Simplify - Painting a San Francisco Cityscape

Terry Miura publishes a blog titled "Studio Notes", in which he generously shares his experiences and knowledge on the craft of painting.
A few weeks ago Terry wrote about the need to simplify, i.e. what should a painter leave in or out of a busy scene. I find that "leaving things out" is one of the hardest things that a painter has to decide when constructing a painting. I know that many of my colleagues have the same difficulty.

Terry's approach involves applying rules which helps keep his mind focused and organised. His rules are outlined in his post, however he went on to invite his readers to paint the same photo and respond how we deal with the same problems. Here is my take.
Original Photo

 Stage 1
I like to unify the colours of the painting by painting a base colour. In this case a light burnt orange which will be the complementary colour of the blues of hills and sky.
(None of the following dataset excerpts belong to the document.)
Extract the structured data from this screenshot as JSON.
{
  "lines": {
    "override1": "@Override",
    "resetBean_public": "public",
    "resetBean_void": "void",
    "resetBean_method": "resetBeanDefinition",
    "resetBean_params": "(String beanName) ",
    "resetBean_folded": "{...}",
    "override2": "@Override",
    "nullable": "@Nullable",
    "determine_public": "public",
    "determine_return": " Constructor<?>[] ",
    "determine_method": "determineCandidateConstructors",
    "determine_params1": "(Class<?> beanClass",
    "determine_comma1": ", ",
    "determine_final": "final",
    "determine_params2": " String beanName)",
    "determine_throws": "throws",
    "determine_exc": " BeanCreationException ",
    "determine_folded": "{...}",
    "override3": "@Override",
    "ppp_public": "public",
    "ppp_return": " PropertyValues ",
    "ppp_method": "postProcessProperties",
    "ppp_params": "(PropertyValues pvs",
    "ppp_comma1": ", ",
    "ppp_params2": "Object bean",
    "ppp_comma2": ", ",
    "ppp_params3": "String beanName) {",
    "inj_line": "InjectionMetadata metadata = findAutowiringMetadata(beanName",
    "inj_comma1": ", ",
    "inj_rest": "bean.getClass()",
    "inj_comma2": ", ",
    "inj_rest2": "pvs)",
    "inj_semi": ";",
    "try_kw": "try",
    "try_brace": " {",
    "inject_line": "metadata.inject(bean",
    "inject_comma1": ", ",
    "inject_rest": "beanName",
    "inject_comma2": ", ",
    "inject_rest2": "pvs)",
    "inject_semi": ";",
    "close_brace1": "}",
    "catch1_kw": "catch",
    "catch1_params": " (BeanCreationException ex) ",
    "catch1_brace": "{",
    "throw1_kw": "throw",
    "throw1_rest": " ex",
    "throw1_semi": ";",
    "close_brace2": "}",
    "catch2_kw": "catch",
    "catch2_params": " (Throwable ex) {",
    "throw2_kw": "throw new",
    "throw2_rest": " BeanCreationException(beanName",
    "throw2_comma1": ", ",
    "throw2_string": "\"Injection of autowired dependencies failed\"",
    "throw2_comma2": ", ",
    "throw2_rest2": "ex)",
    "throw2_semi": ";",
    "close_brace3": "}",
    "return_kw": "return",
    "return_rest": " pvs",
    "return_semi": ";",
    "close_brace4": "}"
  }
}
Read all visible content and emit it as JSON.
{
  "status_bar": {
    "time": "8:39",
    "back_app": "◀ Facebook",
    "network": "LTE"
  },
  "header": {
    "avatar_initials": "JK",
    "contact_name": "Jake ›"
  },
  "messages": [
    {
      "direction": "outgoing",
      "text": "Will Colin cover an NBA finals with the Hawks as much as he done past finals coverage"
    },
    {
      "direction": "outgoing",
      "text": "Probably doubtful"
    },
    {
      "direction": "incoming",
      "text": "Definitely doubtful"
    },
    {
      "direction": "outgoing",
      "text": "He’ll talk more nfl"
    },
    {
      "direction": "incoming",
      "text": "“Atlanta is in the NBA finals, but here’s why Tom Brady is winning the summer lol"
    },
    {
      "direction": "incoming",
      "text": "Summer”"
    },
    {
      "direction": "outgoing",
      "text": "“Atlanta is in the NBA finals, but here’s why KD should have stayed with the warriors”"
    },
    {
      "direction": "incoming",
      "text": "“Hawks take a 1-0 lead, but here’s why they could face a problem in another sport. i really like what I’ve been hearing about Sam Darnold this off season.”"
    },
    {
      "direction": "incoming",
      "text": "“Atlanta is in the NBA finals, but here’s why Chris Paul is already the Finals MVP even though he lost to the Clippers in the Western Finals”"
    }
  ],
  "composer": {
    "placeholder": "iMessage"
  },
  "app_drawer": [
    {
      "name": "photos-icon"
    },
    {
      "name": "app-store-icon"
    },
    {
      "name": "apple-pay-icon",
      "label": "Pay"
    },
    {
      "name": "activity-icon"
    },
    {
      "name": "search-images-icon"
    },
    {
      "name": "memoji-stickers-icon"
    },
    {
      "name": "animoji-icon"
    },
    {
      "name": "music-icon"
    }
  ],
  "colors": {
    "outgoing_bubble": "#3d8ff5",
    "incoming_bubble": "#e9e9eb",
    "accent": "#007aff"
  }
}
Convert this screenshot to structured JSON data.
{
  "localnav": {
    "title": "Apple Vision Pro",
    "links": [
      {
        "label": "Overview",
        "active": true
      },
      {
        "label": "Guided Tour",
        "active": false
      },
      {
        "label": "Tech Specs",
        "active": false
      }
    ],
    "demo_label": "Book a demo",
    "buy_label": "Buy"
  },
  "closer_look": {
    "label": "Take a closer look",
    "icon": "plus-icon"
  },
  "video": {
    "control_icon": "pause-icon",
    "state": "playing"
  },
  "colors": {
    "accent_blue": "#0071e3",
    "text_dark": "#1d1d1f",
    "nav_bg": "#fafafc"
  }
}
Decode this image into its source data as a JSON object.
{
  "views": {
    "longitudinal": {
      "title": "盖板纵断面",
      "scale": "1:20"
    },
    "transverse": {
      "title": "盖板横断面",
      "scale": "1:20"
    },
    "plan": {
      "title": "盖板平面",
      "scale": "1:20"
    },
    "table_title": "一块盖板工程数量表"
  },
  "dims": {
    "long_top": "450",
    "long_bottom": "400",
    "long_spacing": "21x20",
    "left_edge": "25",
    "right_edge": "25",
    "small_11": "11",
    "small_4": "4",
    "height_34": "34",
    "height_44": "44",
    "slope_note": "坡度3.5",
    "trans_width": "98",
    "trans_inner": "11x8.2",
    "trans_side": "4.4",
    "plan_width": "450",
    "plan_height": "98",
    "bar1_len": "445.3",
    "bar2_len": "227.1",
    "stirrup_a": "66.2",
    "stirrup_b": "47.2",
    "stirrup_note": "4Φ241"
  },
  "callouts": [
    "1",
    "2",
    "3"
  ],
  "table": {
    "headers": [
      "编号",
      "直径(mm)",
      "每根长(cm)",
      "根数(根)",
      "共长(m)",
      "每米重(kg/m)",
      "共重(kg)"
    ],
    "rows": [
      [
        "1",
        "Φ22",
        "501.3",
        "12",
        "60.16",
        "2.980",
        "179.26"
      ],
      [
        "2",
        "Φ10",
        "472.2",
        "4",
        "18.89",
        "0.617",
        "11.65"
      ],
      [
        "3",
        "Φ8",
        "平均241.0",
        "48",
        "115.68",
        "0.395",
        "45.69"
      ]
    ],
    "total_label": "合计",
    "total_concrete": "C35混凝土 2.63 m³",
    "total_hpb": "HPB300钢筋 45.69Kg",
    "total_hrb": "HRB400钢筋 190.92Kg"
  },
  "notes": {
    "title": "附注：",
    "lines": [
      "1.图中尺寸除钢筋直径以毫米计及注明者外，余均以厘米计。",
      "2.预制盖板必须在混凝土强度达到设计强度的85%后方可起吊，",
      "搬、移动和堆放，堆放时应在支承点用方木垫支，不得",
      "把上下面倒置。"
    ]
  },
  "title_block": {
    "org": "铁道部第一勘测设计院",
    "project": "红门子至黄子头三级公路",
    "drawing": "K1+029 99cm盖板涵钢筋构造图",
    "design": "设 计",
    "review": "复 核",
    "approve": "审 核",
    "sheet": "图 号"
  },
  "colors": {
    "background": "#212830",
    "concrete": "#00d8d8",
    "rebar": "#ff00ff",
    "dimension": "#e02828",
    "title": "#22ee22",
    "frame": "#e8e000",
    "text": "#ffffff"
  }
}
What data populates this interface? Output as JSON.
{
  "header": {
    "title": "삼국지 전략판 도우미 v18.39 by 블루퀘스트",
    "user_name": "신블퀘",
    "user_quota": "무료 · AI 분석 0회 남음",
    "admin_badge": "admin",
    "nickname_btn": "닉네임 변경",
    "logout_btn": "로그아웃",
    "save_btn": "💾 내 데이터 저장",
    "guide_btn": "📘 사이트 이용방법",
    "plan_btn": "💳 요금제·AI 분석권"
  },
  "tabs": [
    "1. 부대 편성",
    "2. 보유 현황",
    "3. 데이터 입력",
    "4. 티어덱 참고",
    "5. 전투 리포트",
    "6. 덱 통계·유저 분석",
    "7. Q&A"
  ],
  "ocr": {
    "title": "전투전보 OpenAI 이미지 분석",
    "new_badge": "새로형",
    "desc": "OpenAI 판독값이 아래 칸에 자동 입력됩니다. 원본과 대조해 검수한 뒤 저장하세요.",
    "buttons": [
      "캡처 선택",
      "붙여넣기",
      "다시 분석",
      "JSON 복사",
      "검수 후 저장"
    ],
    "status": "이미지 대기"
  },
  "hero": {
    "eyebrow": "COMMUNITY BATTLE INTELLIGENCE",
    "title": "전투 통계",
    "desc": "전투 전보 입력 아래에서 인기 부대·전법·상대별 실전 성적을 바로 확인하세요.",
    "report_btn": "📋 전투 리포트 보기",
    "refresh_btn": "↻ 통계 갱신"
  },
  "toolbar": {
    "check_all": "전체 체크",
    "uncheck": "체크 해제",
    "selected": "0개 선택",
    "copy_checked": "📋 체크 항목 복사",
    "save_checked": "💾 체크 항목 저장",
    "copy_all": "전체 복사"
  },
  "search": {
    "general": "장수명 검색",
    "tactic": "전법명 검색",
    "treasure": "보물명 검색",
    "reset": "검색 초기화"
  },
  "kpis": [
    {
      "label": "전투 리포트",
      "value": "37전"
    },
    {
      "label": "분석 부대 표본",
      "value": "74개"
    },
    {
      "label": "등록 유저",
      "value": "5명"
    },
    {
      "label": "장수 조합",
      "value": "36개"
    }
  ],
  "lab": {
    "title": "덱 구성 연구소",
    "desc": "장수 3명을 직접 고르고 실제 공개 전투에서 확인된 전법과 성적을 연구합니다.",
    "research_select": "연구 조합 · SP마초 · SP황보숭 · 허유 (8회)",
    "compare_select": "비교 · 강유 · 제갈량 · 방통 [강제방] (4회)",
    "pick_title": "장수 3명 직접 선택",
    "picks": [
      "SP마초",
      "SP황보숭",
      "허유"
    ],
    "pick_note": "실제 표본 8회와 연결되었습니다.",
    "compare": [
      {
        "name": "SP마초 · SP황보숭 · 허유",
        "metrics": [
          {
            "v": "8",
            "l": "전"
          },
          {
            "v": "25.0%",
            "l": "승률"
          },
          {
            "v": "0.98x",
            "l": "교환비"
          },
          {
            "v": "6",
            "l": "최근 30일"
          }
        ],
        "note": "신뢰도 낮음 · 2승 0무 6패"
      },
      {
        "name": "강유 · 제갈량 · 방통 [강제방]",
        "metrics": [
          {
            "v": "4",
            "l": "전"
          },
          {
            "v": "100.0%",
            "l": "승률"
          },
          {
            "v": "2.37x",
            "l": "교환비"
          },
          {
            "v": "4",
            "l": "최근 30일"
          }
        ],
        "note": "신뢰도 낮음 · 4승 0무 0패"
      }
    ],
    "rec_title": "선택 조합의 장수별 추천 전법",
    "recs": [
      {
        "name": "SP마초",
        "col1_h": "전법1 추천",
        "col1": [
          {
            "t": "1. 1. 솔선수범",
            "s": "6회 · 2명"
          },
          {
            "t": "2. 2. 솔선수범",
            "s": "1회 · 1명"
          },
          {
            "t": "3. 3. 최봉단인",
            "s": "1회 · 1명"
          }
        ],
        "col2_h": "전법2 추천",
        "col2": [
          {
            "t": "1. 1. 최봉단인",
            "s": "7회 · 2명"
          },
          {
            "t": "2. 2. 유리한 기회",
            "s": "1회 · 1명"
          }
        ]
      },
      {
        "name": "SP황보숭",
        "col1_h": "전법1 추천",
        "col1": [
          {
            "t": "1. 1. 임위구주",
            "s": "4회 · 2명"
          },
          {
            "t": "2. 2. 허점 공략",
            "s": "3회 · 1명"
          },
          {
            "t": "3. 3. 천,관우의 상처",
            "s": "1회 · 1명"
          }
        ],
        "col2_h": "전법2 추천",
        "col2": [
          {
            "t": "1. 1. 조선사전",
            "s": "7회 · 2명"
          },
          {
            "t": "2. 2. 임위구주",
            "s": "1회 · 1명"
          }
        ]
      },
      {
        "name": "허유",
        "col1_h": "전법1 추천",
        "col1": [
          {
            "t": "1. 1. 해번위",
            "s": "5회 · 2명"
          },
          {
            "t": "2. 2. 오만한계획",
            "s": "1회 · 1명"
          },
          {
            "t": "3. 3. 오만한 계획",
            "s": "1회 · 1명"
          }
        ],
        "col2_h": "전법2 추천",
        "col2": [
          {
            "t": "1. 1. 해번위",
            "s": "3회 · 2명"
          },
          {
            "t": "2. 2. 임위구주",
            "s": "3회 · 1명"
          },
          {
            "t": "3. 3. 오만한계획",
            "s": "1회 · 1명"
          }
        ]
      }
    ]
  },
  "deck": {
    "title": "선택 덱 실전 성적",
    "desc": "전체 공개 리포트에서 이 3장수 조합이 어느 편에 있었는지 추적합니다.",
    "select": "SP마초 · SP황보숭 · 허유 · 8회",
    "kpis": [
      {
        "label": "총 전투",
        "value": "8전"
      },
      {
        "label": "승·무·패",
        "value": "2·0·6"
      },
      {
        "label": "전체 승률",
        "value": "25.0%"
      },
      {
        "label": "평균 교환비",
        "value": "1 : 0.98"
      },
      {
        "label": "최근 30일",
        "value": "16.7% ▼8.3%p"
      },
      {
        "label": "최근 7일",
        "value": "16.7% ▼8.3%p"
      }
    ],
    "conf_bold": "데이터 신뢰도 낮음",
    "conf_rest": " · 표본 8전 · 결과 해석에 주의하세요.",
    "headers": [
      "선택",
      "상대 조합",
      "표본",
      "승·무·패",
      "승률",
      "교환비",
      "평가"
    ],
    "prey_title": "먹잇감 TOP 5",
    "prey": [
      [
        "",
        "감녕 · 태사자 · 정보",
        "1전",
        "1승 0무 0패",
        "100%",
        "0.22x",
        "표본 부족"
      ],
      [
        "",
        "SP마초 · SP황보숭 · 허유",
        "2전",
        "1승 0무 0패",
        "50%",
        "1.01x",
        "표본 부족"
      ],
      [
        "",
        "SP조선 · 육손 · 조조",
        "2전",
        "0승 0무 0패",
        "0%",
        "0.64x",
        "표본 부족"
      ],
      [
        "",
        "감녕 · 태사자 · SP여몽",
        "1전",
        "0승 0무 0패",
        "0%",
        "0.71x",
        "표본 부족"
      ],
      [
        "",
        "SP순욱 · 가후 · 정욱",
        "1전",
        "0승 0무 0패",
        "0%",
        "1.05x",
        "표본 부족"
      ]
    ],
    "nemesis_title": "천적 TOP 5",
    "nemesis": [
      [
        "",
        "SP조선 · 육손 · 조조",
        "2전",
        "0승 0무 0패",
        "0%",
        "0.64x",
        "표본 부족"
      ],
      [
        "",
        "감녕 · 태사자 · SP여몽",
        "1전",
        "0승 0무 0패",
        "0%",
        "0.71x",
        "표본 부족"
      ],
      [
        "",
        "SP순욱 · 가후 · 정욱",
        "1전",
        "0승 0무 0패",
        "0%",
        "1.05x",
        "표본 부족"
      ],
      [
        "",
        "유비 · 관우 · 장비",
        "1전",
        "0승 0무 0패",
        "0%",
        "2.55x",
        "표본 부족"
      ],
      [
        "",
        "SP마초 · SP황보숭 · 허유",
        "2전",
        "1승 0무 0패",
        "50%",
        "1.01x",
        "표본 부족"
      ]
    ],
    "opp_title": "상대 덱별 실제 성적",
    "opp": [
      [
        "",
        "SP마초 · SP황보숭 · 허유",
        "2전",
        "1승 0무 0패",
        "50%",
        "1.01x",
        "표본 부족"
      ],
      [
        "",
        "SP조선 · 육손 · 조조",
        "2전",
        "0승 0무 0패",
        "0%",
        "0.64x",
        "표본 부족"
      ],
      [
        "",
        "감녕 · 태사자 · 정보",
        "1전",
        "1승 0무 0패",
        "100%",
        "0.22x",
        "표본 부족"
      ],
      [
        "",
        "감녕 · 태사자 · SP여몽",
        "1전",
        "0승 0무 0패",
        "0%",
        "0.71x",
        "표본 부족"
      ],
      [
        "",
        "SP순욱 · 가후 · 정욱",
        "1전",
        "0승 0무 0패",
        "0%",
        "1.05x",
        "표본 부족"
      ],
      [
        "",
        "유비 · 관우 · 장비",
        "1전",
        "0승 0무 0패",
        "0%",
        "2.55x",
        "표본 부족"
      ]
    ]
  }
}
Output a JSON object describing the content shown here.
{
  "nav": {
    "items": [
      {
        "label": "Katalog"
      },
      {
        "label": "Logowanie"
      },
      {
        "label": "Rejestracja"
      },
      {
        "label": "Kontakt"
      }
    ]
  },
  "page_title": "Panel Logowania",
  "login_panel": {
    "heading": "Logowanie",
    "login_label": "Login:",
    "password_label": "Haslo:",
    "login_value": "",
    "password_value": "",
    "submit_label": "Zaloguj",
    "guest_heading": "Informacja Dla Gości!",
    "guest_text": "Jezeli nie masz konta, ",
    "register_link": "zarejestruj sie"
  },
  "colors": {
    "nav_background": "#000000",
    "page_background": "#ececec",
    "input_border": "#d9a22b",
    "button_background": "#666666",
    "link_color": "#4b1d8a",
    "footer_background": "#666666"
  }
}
This approach makes it easier to set off cool and warm colours against each other and achieve broken colour in these areas.   I then do a simple drawing cropping information out of the original photo

Stage 2
Paint in the basic tones letting the orange come through. The base colour is also used for the sunlight areas of the buildings. I like the light effect when one can transition the walls of buildings from warm at the top to cool at the bottom (or vice versa). I find that I can also desaturate the intensity of the blue when scumbling it over the orange. I then invent a shadow to unify the foreground into one major shape, and making it a rest area for the viewers eye. I use the photograph and try to not copy it.
5 x 4 inches
Oil on Canvas
Stage 3
Adjust the tones and colour to create distance and build contrast in areas to guide the eye through the painting. My natural inclination is to paint hard edges so I need to spend time going back to soften edges, otherwise the eye will be zooming all over the picture.
It has been a valuable exercise and made me think about how to simplify. Some of these practice are intuitive, but some I need to keep before me to build the habit. The "rules' that I discovered are summarised below. Some are the same as Terrys and some different:-
  1. Use a photo (or a scene) rather than copy it.
  2. Underpaint a base colour to complement the planned main colour.
  3. Crop and draw first to solve design problems before committing to paint.